Les paraboles du Soutra du Lotus sont éclairantes. C’est sur la parabole du fils pauvre, extraite du chapitre IV du Soutra du Lotus que Yasukazu Shinoda s’appuie pour encourager les membres du Reiyukai à élargir leurs aspirations, trop étroites, et à vérifier leur but de pratique, souvent trop personnel.
Relisons cette parabole et parlons-en avec lui.

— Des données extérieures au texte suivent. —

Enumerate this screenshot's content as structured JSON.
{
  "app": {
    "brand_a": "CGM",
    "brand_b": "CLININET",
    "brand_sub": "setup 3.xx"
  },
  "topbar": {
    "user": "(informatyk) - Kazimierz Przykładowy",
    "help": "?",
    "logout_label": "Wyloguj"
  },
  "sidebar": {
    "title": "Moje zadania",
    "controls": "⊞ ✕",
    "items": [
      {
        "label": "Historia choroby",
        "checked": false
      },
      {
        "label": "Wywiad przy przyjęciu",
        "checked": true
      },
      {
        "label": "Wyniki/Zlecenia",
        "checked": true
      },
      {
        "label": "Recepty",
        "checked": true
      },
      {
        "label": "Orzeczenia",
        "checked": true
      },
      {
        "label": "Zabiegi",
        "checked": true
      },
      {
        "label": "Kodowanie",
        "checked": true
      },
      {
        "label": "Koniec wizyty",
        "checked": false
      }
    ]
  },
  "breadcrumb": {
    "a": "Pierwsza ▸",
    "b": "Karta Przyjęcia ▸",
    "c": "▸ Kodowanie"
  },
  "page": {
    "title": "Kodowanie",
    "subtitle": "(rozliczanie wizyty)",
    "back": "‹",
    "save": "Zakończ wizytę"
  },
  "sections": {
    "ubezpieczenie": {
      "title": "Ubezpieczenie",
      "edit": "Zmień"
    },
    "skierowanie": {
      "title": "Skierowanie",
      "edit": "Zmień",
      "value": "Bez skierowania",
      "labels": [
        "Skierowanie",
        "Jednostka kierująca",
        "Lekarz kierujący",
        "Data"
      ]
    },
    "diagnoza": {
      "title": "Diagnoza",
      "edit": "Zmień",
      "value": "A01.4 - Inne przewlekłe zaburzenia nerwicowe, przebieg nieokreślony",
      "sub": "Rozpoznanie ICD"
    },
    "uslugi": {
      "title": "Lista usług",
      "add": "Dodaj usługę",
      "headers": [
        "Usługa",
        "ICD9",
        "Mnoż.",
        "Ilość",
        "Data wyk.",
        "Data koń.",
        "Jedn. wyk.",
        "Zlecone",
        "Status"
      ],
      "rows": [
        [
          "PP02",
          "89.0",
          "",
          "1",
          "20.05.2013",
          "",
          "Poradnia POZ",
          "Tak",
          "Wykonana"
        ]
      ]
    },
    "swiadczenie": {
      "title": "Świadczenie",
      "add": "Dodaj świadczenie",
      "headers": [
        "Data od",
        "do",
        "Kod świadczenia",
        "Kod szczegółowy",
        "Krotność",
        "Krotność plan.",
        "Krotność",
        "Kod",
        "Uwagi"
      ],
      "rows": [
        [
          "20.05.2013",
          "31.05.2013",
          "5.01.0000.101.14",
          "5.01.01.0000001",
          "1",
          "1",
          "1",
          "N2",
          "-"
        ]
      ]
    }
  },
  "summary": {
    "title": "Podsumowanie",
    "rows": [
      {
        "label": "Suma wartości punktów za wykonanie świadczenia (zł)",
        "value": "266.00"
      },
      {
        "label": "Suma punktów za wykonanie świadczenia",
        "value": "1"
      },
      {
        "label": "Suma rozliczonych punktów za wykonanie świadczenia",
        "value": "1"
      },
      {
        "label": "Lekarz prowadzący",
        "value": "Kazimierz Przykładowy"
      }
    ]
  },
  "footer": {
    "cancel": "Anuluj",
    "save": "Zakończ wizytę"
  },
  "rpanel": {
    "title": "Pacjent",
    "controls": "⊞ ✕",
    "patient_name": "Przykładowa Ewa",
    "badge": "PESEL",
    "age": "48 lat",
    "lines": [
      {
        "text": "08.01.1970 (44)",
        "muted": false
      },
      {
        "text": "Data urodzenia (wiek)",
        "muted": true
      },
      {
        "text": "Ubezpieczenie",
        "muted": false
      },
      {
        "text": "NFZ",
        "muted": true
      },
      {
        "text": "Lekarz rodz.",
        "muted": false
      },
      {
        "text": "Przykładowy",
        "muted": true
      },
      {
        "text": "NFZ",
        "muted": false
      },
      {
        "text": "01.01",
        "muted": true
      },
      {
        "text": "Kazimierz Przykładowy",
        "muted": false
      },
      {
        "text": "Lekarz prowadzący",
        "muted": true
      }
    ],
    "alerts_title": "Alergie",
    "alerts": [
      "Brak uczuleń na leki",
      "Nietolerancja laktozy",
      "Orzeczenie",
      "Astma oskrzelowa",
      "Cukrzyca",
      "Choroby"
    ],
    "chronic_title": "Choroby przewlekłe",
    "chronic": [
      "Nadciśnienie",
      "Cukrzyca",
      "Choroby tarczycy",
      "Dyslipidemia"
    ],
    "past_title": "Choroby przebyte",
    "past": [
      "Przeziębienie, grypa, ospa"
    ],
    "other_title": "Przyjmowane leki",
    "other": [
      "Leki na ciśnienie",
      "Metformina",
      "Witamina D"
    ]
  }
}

La parabole du fils pauvre
Un jeune homme quitte un jour son père et part au loin. Or, plus le temps passe et plus sa situation se dégrade. Il vit misérablement, sans nourriture ni vêtements. Il erre et consacre tout son temps et son énergie à chercher de quoi subsister. Le fils arrive un jour dans la ville où son père, après l’avoir cherché en vain, s’est installé et où il a fait fortune. Pourtant, ce dernier regrette toujours la perte de son fils et n’aspire qu’à le retrouver pour lui léguer ses biens. Il aperçoit au loin son fils qui ne le reconnaît pas. La richesse de cet homme l’impressionne tellement qu’il s’enfuit, sûr qu’il ne pourra trouver du travail chez un homme d’un tel rang, vu l’état de misère dans lequel il se trouve.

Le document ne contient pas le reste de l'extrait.